Harry recula d'un pas, confus puis jeta une œillade assassine à Draco. Snape s'avança avant de verser l'agent neutralisant sur les doigts de Hermione.
– Qu'est–ce qui se passe ? demanda Harry, en arrachant Hermione de l'étreinte de Draco.
– Elle avait de la belladone sur la main, expliqua Snape, sans prendre la peine de cacher son agacement pour Potter qui était assis à côté d'elle et n'avait rien remarqué.
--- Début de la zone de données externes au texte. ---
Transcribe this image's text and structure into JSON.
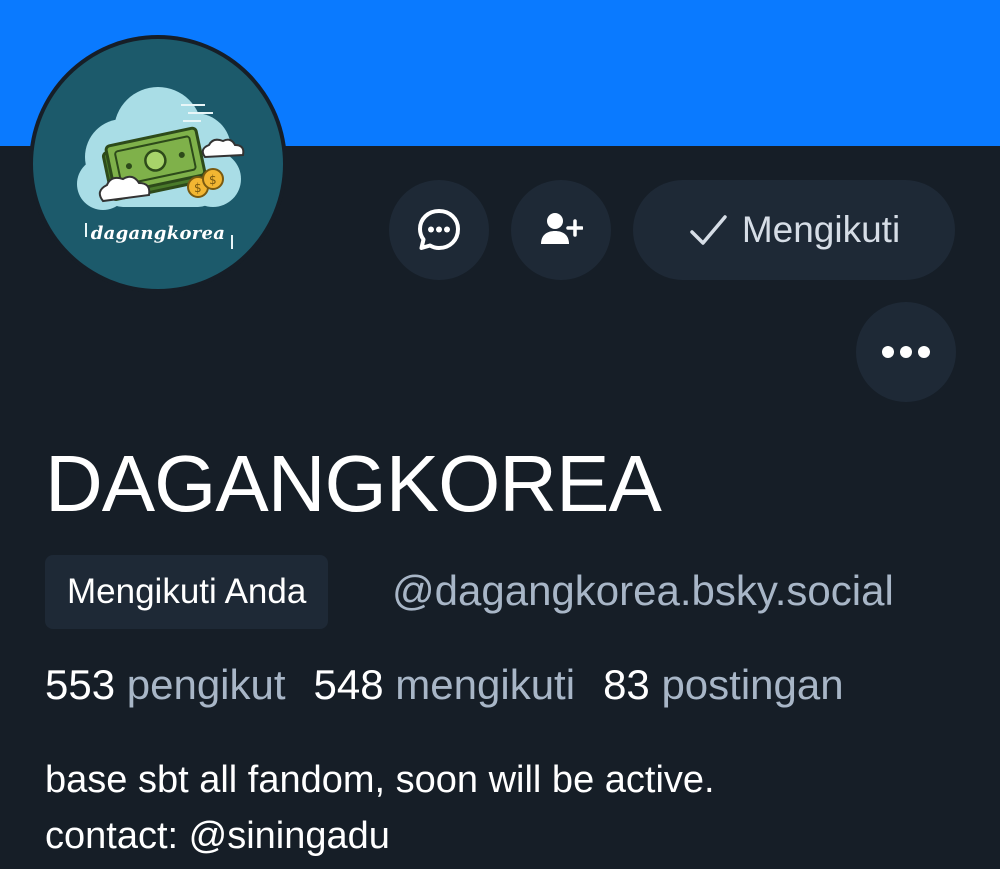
{
  "profile": {
    "avatar_text": "dagangkorea",
    "display_name": "DAGANGKOREA",
    "follows_you_label": "Mengikuti Anda",
    "handle": "@dagangkorea.bsky.social",
    "bio_line1": "base sbt all fandom, soon will be active.",
    "bio_line2": "contact: @siningadu"
  },
  "actions": {
    "chat_icon": "chat-bubble-icon",
    "add_friend_icon": "person-add-icon",
    "follow_label": "Mengikuti",
    "follow_icon": "checkmark-icon",
    "more_icon": "ellipsis-icon"
  },
  "stats": {
    "followers_count": "553",
    "followers_label": "pengikut",
    "following_count": "548",
    "following_label": "mengikuti",
    "posts_count": "83",
    "posts_label": "postingan"
  },
  "colors": {
    "banner": "#0a7aff",
    "background": "#161e27",
    "button_bg": "#1e2936",
    "muted_text": "#a8b6c7",
    "avatar_bg": "#1c5a6b"
  }
}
Draco vient juste de l'empêcher de détruire sa vue.
– Oh…
Harry se tourna à regret vers Draco qui semblait un peu blessé.
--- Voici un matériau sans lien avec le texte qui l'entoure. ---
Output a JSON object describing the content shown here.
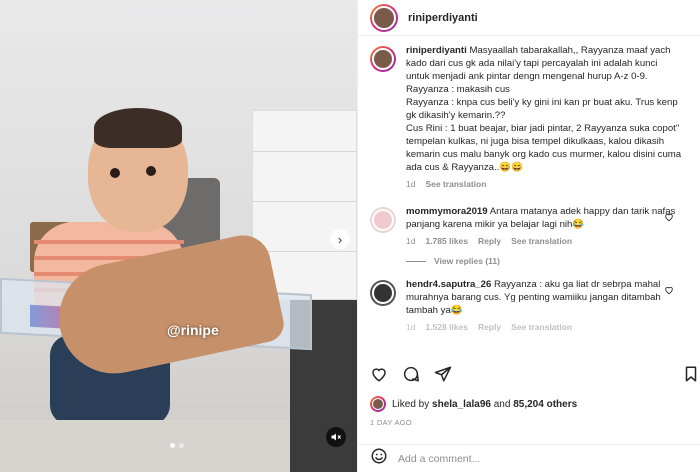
{
  "post": {
    "username": "riniperdiyanti",
    "media": {
      "watermark": "@rinipe",
      "carousel_active_index": 0,
      "carousel_count": 2
    },
    "caption": {
      "username": "riniperdiyanti",
      "lines": [
        "Masyaallah tabarakallah,, Rayyanza maaf yach",
        "kado dari cus gk ada nilai'y tapi percayalah ini adalah kunci",
        "untuk menjadi ank pintar dengn mengenal hurup A-z 0-9.",
        "Rayyanza : makasih cus",
        "Rayyanza : knpa cus beli'y ky gini ini kan pr buat aku. Trus kenp",
        "gk dikasih'y kemarin.??",
        "Cus Rini : 1 buat beajar, biar jadi pintar, 2 Rayyanza suka copot\"",
        "tempelan kulkas, ni juga bisa tempel dikulkaas, kalou dikasih",
        "kemarin cus malu banyk org kado cus murmer, kalou disini cuma",
        "ada cus & Rayyanza..😄😄"
      ],
      "time": "1d",
      "translate": "See translation"
    },
    "comments": [
      {
        "username": "mommymora2019",
        "lines": [
          "Antara matanya adek happy dan tarik nafas",
          "panjang karena mikir ya belajar lagi nih😂"
        ],
        "time": "1d",
        "likes": "1.785 likes",
        "reply": "Reply",
        "translate": "See translation",
        "view_replies": "View replies (11)"
      },
      {
        "username": "hendr4.saputra_26",
        "lines": [
          "Rayyanza : aku ga liat dr sebrpa mahal",
          "murahnya barang cus. Yg penting wamiiku jangan ditambah",
          "tambah ya😂"
        ],
        "time": "1d",
        "likes": "1.528 likes",
        "reply": "Reply",
        "translate": "See translation"
      }
    ],
    "likes": {
      "prefix": "Liked by",
      "user": "shela_lala96",
      "and": "and",
      "others": "85,204 others"
    },
    "date": "1 DAY AGO",
    "comment_input": {
      "placeholder": "Add a comment..."
    }
  },
  "colors": {
    "text": "#262626",
    "muted": "#8e8e8e",
    "border": "#efefef"
  }
}
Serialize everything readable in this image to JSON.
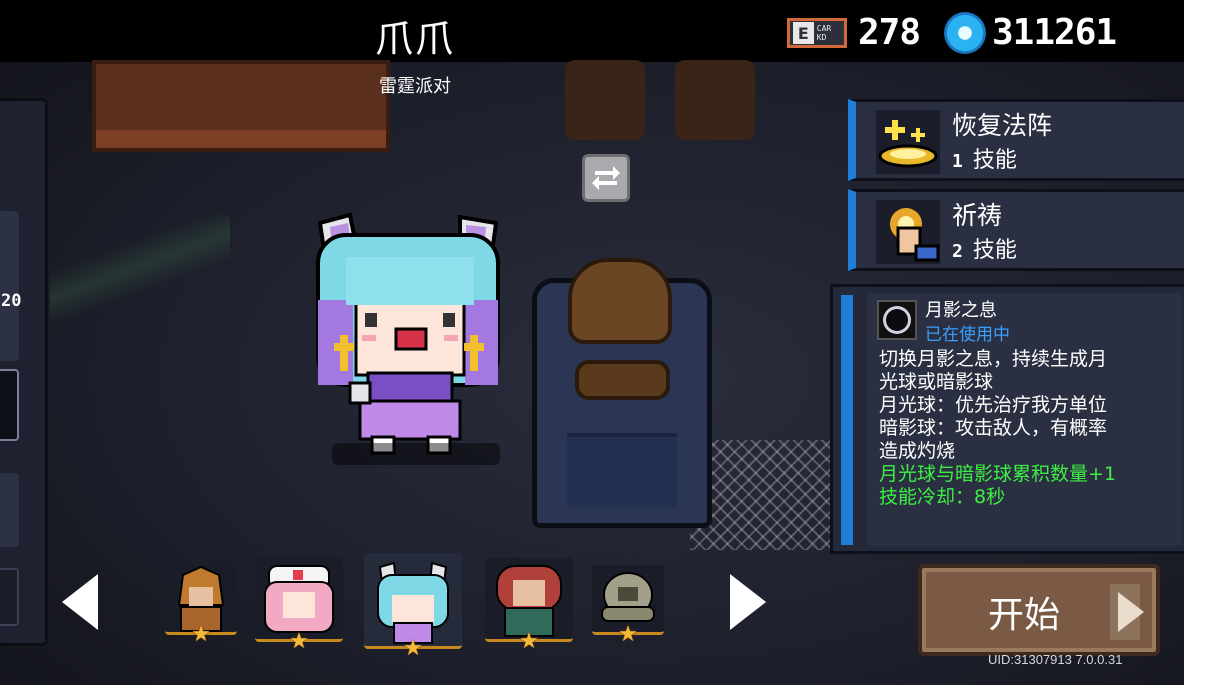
{
  "hero": {
    "name": "爪爪",
    "skin": "雷霆派对"
  },
  "currency": {
    "ecard_icon": "e-card-icon",
    "ecard_small_text": "CAR KD",
    "ecard_count": "278",
    "gem_icon": "blue-gem-icon",
    "gem_count": "311261"
  },
  "left_panel": {
    "partial_value": "20"
  },
  "skills": [
    {
      "icon": "golden-healing-circle-icon",
      "name": "恢复法阵",
      "level": "1",
      "level_label": "技能"
    },
    {
      "icon": "praying-hands-icon",
      "name": "祈祷",
      "level": "2",
      "level_label": "技能"
    }
  ],
  "weapon": {
    "icon": "dark-moon-orb-icon",
    "name": "月影之息",
    "status": "已在使用中",
    "description_lines": [
      "切换月影之息，持续生成月",
      "光球或暗影球",
      "月光球：优先治疗我方单位",
      "暗影球：攻击敌人，有概率",
      "造成灼烧"
    ],
    "bonus_lines": [
      "月光球与暗影球累积数量+1",
      "技能冷却：8秒"
    ]
  },
  "character_selector": {
    "prev_icon": "arrow-left-icon",
    "next_icon": "arrow-right-icon",
    "characters": [
      {
        "id": "char-1",
        "icon": "feathered-priest-portrait",
        "star": "★"
      },
      {
        "id": "char-2",
        "icon": "pink-nurse-portrait",
        "star": "★"
      },
      {
        "id": "char-3",
        "icon": "cyan-cat-girl-portrait",
        "star": "★",
        "selected": true
      },
      {
        "id": "char-4",
        "icon": "red-haired-warrior-portrait",
        "star": "★"
      },
      {
        "id": "char-5",
        "icon": "hooded-monk-portrait",
        "star": "★"
      }
    ]
  },
  "start_button": {
    "label": "开始"
  },
  "footer": {
    "uid": "UID:31307913 7.0.0.31"
  }
}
– Je suis vraiment désolé.
Draco ne put répliquer car Hermione, qui chancelait toujours, choisit cet instant pour s'évanouir. Harry fut brusquement forcé de concentrer toute son attention pour la faire glisser doucement sur le sol.
Putain, quel cirque.
Snape s'accroupit à ses côtés et fronça les sourcils. Toute la classe se rassemblait autour d'elle et la dévisageait.
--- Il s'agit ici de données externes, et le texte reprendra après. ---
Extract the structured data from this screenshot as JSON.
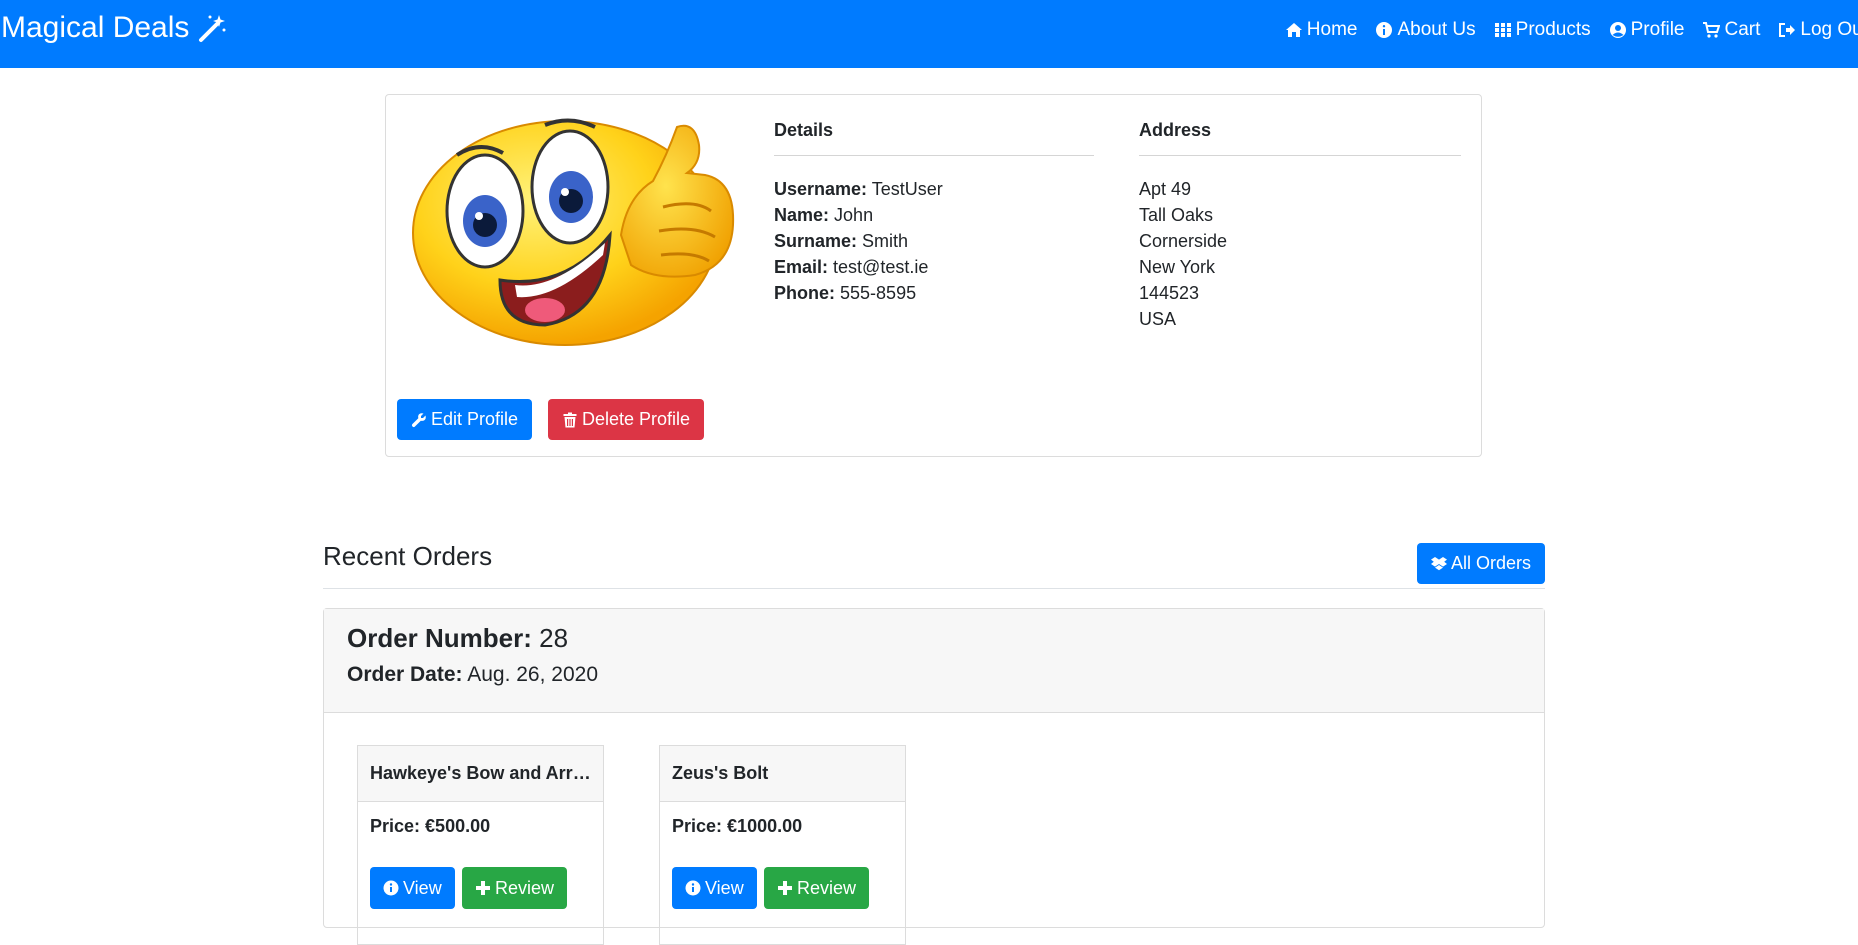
{
  "navbar": {
    "brand": "Magical Deals",
    "links": [
      {
        "label": "Home",
        "icon": "home-icon"
      },
      {
        "label": "About Us",
        "icon": "info-icon"
      },
      {
        "label": "Products",
        "icon": "grid-icon"
      },
      {
        "label": "Profile",
        "icon": "user-circle-icon"
      },
      {
        "label": "Cart",
        "icon": "cart-icon"
      },
      {
        "label": "Log Out",
        "icon": "logout-icon"
      }
    ]
  },
  "profile": {
    "details_title": "Details",
    "address_title": "Address",
    "details": [
      {
        "label": "Username:",
        "value": "TestUser"
      },
      {
        "label": "Name:",
        "value": "John"
      },
      {
        "label": "Surname:",
        "value": "Smith"
      },
      {
        "label": "Email:",
        "value": "test@test.ie"
      },
      {
        "label": "Phone:",
        "value": "555-8595"
      }
    ],
    "address_lines": [
      "Apt 49",
      "Tall Oaks",
      "Cornerside",
      "New York",
      "144523",
      "USA"
    ],
    "edit_label": "Edit Profile",
    "delete_label": "Delete Profile"
  },
  "orders": {
    "title": "Recent Orders",
    "all_orders_label": "All Orders",
    "order": {
      "number_label": "Order Number:",
      "number": "28",
      "date_label": "Order Date:",
      "date": "Aug. 26, 2020",
      "items": [
        {
          "name": "Hawkeye's Bow and Arrow",
          "price_label": "Price:",
          "price": "€500.00",
          "view_label": "View",
          "review_label": "Review"
        },
        {
          "name": "Zeus's Bolt",
          "price_label": "Price:",
          "price": "€1000.00",
          "view_label": "View",
          "review_label": "Review"
        }
      ]
    }
  },
  "colors": {
    "primary": "#007bff",
    "danger": "#dc3545",
    "success": "#28a745"
  }
}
– Allez dire à Madame Pomfresh que je l'amène directement à l'infirmerie, siffla Snape à Harry.
Il la souleva gentiment du sol.
– Elle n'a pas besoin d'aller voir Madame Pomfresh, répondit Harry un peu trop rapidement. Elle est juste fatiguée… Elle n'a pas bien mangé ce matin.
Snape lui lança un regard furieux et tenta d'ignorer les élèves qui les observaient.
– Si elle s'évanouit pendant mon cours, c'est qu'elle a besoin d'aller à l'infirmerie.
– Elle a juste besoin de repos, insista Harry sans remarquer que Hermione revenait à elle. Elle va bien.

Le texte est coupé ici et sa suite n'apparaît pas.